Privileged identities, on the other hand, are not mapped to a single person. They’re used by many people and sometimes these are not even used by people, like the privileged identities created to run service accounts. So, PAM must account for the fact that the people using a privileged identity may be different at any given time. Therefore, it’s essential to have a way to track who has privileged access, and control what they are doing with that access.

Automating Cybersecurity with Privileged Access Management

Now, let’s bring this back to the question posed at the start. If it’s inevitable that intruders will get in, how will I protect my organization after hackers breach our network perimeter?

Traditional perimeter security tools can’t cope with advanced cyberattacks or carefully crafted social engineering exploits. Once the intruders penetrate the perimeter, conventional IAM solutions don’t defend the powerful privileged identities that attackers need to accomplish their nefarious plans.

But PAM technology does. With a PAM solution you can automatically discover all the privileged accounts throughout your cross-platform network. Just one vulnerable account can open up your entire network to compromise. Manually finding and tracking all the privileged accounts in large enterprise environments is virtually impossible.

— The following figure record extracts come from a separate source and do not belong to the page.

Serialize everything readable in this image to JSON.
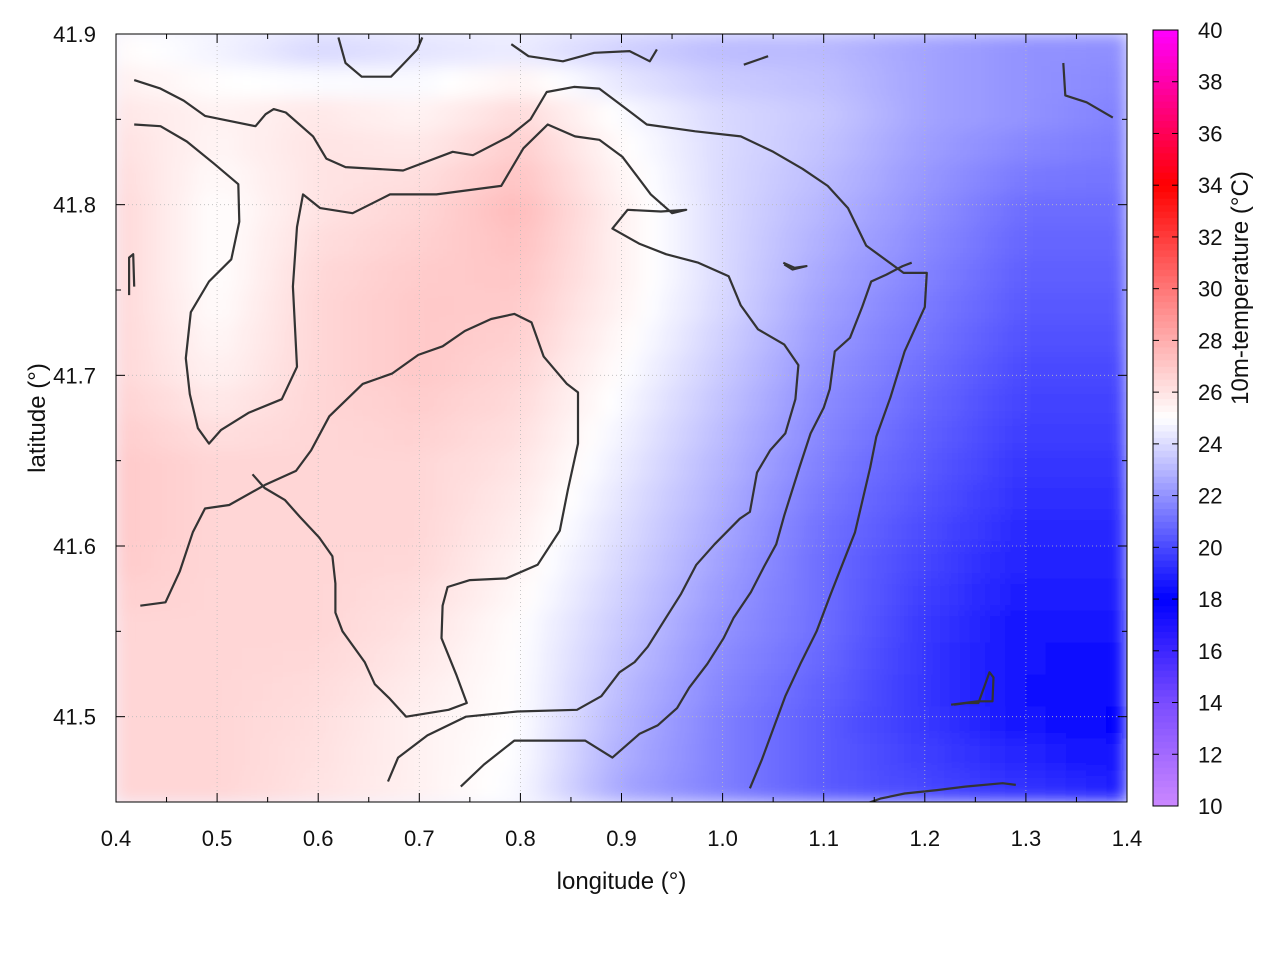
{
  "chart_data": {
    "type": "heatmap",
    "title": "",
    "xlabel": "longitude (°)",
    "ylabel": "latitude (°)",
    "colorbar_label": "10m-temperature (°C)",
    "xlim": [
      0.4,
      1.4
    ],
    "ylim": [
      41.45,
      41.9
    ],
    "x_ticks": [
      0.4,
      0.5,
      0.6,
      0.7,
      0.8,
      0.9,
      1.0,
      1.1,
      1.2,
      1.3,
      1.4
    ],
    "x_tick_labels": [
      "0.4",
      "0.5",
      "0.6",
      "0.7",
      "0.8",
      "0.9",
      "1.0",
      "1.1",
      "1.2",
      "1.3",
      "1.4"
    ],
    "y_ticks": [
      41.5,
      41.6,
      41.7,
      41.8,
      41.9
    ],
    "y_tick_labels": [
      "41.5",
      "41.6",
      "41.7",
      "41.8",
      "41.9"
    ],
    "colorbar_range": [
      10,
      40
    ],
    "colorbar_ticks": [
      10,
      12,
      14,
      16,
      18,
      20,
      22,
      24,
      26,
      28,
      30,
      32,
      34,
      36,
      38,
      40
    ],
    "colorbar_tick_labels": [
      "10",
      "12",
      "14",
      "16",
      "18",
      "20",
      "22",
      "24",
      "26",
      "28",
      "30",
      "32",
      "34",
      "36",
      "38",
      "40"
    ],
    "colormap_stops": [
      {
        "value": 10,
        "color": "#cc88ff"
      },
      {
        "value": 14,
        "color": "#7a4cff"
      },
      {
        "value": 18,
        "color": "#0000ff"
      },
      {
        "value": 25,
        "color": "#ffffff"
      },
      {
        "value": 30,
        "color": "#ff7777"
      },
      {
        "value": 34,
        "color": "#ff0000"
      },
      {
        "value": 40,
        "color": "#ff00ff"
      }
    ],
    "grid": true,
    "approx_temperature_field": {
      "lon": [
        0.4,
        0.5,
        0.6,
        0.7,
        0.8,
        0.9,
        1.0,
        1.1,
        1.2,
        1.3,
        1.4
      ],
      "lat": [
        41.45,
        41.5,
        41.55,
        41.6,
        41.65,
        41.7,
        41.75,
        41.8,
        41.85,
        41.9
      ],
      "values": [
        [
          26.5,
          26.5,
          26,
          25.5,
          24.8,
          22.5,
          21.5,
          20.5,
          20,
          19.5,
          19
        ],
        [
          26.5,
          26.5,
          26.2,
          25.5,
          25,
          23,
          21.5,
          20.5,
          19.5,
          18.5,
          18
        ],
        [
          26.5,
          26.5,
          26.5,
          26,
          25,
          23.5,
          22,
          21,
          19.5,
          18.5,
          18.5
        ],
        [
          27,
          26.5,
          26.5,
          26.5,
          25.5,
          24,
          22.5,
          21,
          20,
          19,
          19
        ],
        [
          27,
          26.5,
          26.5,
          26.5,
          26,
          24.5,
          23,
          21.5,
          20.5,
          19.5,
          19.5
        ],
        [
          26.5,
          25.5,
          26.5,
          27,
          26.5,
          25,
          23.5,
          22,
          21,
          20,
          20
        ],
        [
          26.5,
          25,
          26.5,
          27,
          27,
          25.5,
          24,
          22.5,
          21.5,
          20.5,
          20.5
        ],
        [
          26.5,
          25,
          26,
          26.5,
          27.5,
          25.5,
          24,
          23,
          22,
          21,
          21
        ],
        [
          26,
          25.5,
          26,
          25.5,
          26.5,
          25,
          24,
          23.5,
          22.5,
          22,
          21.5
        ],
        [
          25,
          24.5,
          23.5,
          24,
          24,
          23.5,
          23,
          23,
          22.5,
          22,
          22
        ]
      ]
    },
    "contour_lines": [
      [
        [
          0.418,
          41.873
        ],
        [
          0.444,
          41.868
        ],
        [
          0.467,
          41.861
        ],
        [
          0.488,
          41.852
        ],
        [
          0.538,
          41.846
        ],
        [
          0.548,
          41.853
        ],
        [
          0.556,
          41.856
        ],
        [
          0.568,
          41.854
        ],
        [
          0.595,
          41.84
        ],
        [
          0.608,
          41.827
        ],
        [
          0.627,
          41.822
        ],
        [
          0.684,
          41.82
        ],
        [
          0.733,
          41.831
        ],
        [
          0.753,
          41.829
        ],
        [
          0.789,
          41.84
        ],
        [
          0.81,
          41.85
        ],
        [
          0.826,
          41.866
        ],
        [
          0.853,
          41.869
        ],
        [
          0.878,
          41.868
        ],
        [
          0.905,
          41.856
        ],
        [
          0.925,
          41.847
        ],
        [
          0.973,
          41.843
        ],
        [
          1.018,
          41.84
        ],
        [
          1.05,
          41.831
        ],
        [
          1.079,
          41.821
        ],
        [
          1.104,
          41.811
        ],
        [
          1.124,
          41.798
        ],
        [
          1.142,
          41.776
        ],
        [
          1.179,
          41.76
        ],
        [
          1.202,
          41.76
        ],
        [
          1.2,
          41.74
        ],
        [
          1.18,
          41.714
        ],
        [
          1.166,
          41.687
        ],
        [
          1.152,
          41.664
        ],
        [
          1.146,
          41.646
        ],
        [
          1.131,
          41.608
        ],
        [
          1.107,
          41.572
        ],
        [
          1.093,
          41.55
        ],
        [
          1.077,
          41.531
        ],
        [
          1.062,
          41.512
        ],
        [
          1.052,
          41.496
        ],
        [
          1.039,
          41.475
        ],
        [
          1.027,
          41.458
        ]
      ],
      [
        [
          0.418,
          41.847
        ],
        [
          0.444,
          41.846
        ],
        [
          0.47,
          41.837
        ],
        [
          0.497,
          41.824
        ],
        [
          0.521,
          41.812
        ],
        [
          0.522,
          41.79
        ],
        [
          0.514,
          41.768
        ],
        [
          0.492,
          41.755
        ],
        [
          0.474,
          41.737
        ],
        [
          0.469,
          41.71
        ],
        [
          0.473,
          41.689
        ],
        [
          0.481,
          41.669
        ],
        [
          0.492,
          41.66
        ],
        [
          0.504,
          41.668
        ],
        [
          0.531,
          41.678
        ],
        [
          0.564,
          41.686
        ],
        [
          0.579,
          41.705
        ],
        [
          0.575,
          41.752
        ],
        [
          0.579,
          41.787
        ],
        [
          0.585,
          41.806
        ],
        [
          0.602,
          41.798
        ],
        [
          0.634,
          41.795
        ],
        [
          0.671,
          41.806
        ],
        [
          0.717,
          41.806
        ],
        [
          0.781,
          41.811
        ],
        [
          0.803,
          41.833
        ],
        [
          0.827,
          41.847
        ],
        [
          0.854,
          41.84
        ],
        [
          0.878,
          41.838
        ],
        [
          0.901,
          41.828
        ],
        [
          0.929,
          41.806
        ],
        [
          0.95,
          41.795
        ],
        [
          0.964,
          41.797
        ],
        [
          0.939,
          41.796
        ],
        [
          0.906,
          41.797
        ],
        [
          0.891,
          41.786
        ],
        [
          0.918,
          41.777
        ],
        [
          0.944,
          41.771
        ],
        [
          0.976,
          41.766
        ],
        [
          1.006,
          41.758
        ],
        [
          1.018,
          41.741
        ],
        [
          1.035,
          41.727
        ],
        [
          1.061,
          41.718
        ],
        [
          1.075,
          41.706
        ],
        [
          1.072,
          41.686
        ],
        [
          1.062,
          41.666
        ],
        [
          1.047,
          41.656
        ],
        [
          1.034,
          41.643
        ],
        [
          1.027,
          41.62
        ],
        [
          1.017,
          41.616
        ],
        [
          0.992,
          41.601
        ],
        [
          0.974,
          41.589
        ],
        [
          0.959,
          41.572
        ],
        [
          0.944,
          41.558
        ],
        [
          0.926,
          41.541
        ],
        [
          0.913,
          41.532
        ],
        [
          0.898,
          41.526
        ],
        [
          0.88,
          41.512
        ],
        [
          0.856,
          41.504
        ],
        [
          0.797,
          41.503
        ],
        [
          0.746,
          41.5
        ],
        [
          0.708,
          41.489
        ],
        [
          0.679,
          41.476
        ],
        [
          0.669,
          41.462
        ]
      ],
      [
        [
          0.424,
          41.565
        ],
        [
          0.449,
          41.567
        ],
        [
          0.463,
          41.585
        ],
        [
          0.476,
          41.608
        ],
        [
          0.488,
          41.622
        ],
        [
          0.512,
          41.624
        ],
        [
          0.548,
          41.636
        ],
        [
          0.578,
          41.644
        ],
        [
          0.593,
          41.656
        ],
        [
          0.611,
          41.676
        ],
        [
          0.644,
          41.695
        ],
        [
          0.673,
          41.701
        ],
        [
          0.699,
          41.712
        ],
        [
          0.723,
          41.717
        ],
        [
          0.745,
          41.726
        ],
        [
          0.771,
          41.733
        ],
        [
          0.794,
          41.736
        ],
        [
          0.811,
          41.731
        ],
        [
          0.823,
          41.711
        ],
        [
          0.846,
          41.695
        ],
        [
          0.857,
          41.69
        ],
        [
          0.857,
          41.66
        ],
        [
          0.847,
          41.633
        ],
        [
          0.839,
          41.609
        ],
        [
          0.817,
          41.589
        ],
        [
          0.786,
          41.581
        ],
        [
          0.75,
          41.58
        ],
        [
          0.728,
          41.576
        ],
        [
          0.723,
          41.565
        ],
        [
          0.722,
          41.546
        ],
        [
          0.737,
          41.524
        ],
        [
          0.747,
          41.508
        ],
        [
          0.729,
          41.504
        ],
        [
          0.687,
          41.5
        ],
        [
          0.67,
          41.511
        ],
        [
          0.656,
          41.519
        ],
        [
          0.646,
          41.532
        ],
        [
          0.624,
          41.55
        ],
        [
          0.617,
          41.561
        ],
        [
          0.617,
          41.578
        ],
        [
          0.614,
          41.594
        ],
        [
          0.601,
          41.605
        ],
        [
          0.582,
          41.617
        ],
        [
          0.567,
          41.627
        ],
        [
          0.547,
          41.634
        ],
        [
          0.535,
          41.642
        ]
      ],
      [
        [
          0.741,
          41.459
        ],
        [
          0.764,
          41.472
        ],
        [
          0.794,
          41.486
        ],
        [
          0.864,
          41.486
        ],
        [
          0.891,
          41.476
        ],
        [
          0.918,
          41.49
        ],
        [
          0.936,
          41.495
        ],
        [
          0.955,
          41.505
        ],
        [
          0.967,
          41.517
        ],
        [
          0.985,
          41.531
        ],
        [
          1.001,
          41.546
        ],
        [
          1.011,
          41.558
        ],
        [
          1.028,
          41.573
        ],
        [
          1.041,
          41.588
        ],
        [
          1.053,
          41.601
        ],
        [
          1.061,
          41.618
        ],
        [
          1.076,
          41.646
        ],
        [
          1.087,
          41.666
        ],
        [
          1.1,
          41.681
        ],
        [
          1.106,
          41.692
        ],
        [
          1.111,
          41.714
        ],
        [
          1.126,
          41.722
        ],
        [
          1.138,
          41.74
        ],
        [
          1.147,
          41.755
        ],
        [
          1.162,
          41.759
        ],
        [
          1.178,
          41.764
        ],
        [
          1.187,
          41.766
        ]
      ],
      [
        [
          1.142,
          41.449
        ],
        [
          1.156,
          41.452
        ],
        [
          1.18,
          41.455
        ],
        [
          1.212,
          41.457
        ],
        [
          1.24,
          41.459
        ],
        [
          1.277,
          41.461
        ],
        [
          1.29,
          41.46
        ]
      ],
      [
        [
          1.229,
          41.507
        ],
        [
          1.241,
          41.508
        ],
        [
          1.253,
          41.508
        ],
        [
          1.264,
          41.526
        ],
        [
          1.268,
          41.523
        ],
        [
          1.267,
          41.509
        ],
        [
          1.252,
          41.509
        ],
        [
          1.226,
          41.507
        ]
      ],
      [
        [
          1.06,
          41.766
        ],
        [
          1.071,
          41.763
        ],
        [
          1.083,
          41.764
        ],
        [
          1.069,
          41.762
        ],
        [
          1.061,
          41.765
        ]
      ],
      [
        [
          0.413,
          41.747
        ],
        [
          0.413,
          41.769
        ],
        [
          0.417,
          41.771
        ],
        [
          0.418,
          41.752
        ]
      ],
      [
        [
          1.337,
          41.883
        ],
        [
          1.339,
          41.864
        ],
        [
          1.36,
          41.86
        ],
        [
          1.386,
          41.851
        ]
      ],
      [
        [
          1.021,
          41.882
        ],
        [
          1.045,
          41.887
        ]
      ],
      [
        [
          0.62,
          41.898
        ],
        [
          0.627,
          41.883
        ],
        [
          0.643,
          41.875
        ],
        [
          0.672,
          41.875
        ],
        [
          0.682,
          41.881
        ],
        [
          0.698,
          41.891
        ],
        [
          0.703,
          41.898
        ]
      ],
      [
        [
          0.791,
          41.894
        ],
        [
          0.808,
          41.887
        ],
        [
          0.842,
          41.884
        ],
        [
          0.873,
          41.889
        ],
        [
          0.908,
          41.89
        ],
        [
          0.928,
          41.884
        ],
        [
          0.935,
          41.891
        ]
      ]
    ]
  }
}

And if you can’t find your privileged accounts, you can’t secure them. But just because you may not know where all your privileged accounts reside, doesn’t mean the bad guys can’t locate them – and exploit them. So, finding your privileged accounts is step one.

Securing them is step two. That involves generating unique and cryptographically complex credentials for each account – and continuously updating them. Manual password change processes can’t keep up with the scale required in large organizations. But with automated PAM technology you can change these credentials as frequently as your policies require – even every couple of hours. That effectively negates advanced cyberattacks like zero days and keeps intruders from nesting in your environment. The reason being, even when an intruder steals one of your credentials, that stolen credential is time-limited and unique. So, it can’t be leveraged to leapfrog between systems and anonymously extract data.

Once an automated PAM solution finds your privileged accounts and then secures them, the next step is controlling access. Modern PAM technology can ensure that only authorized individuals have access to your powerful privileged accounts and only in a fully audited manner. There’s no more mystery around who had access to what and when.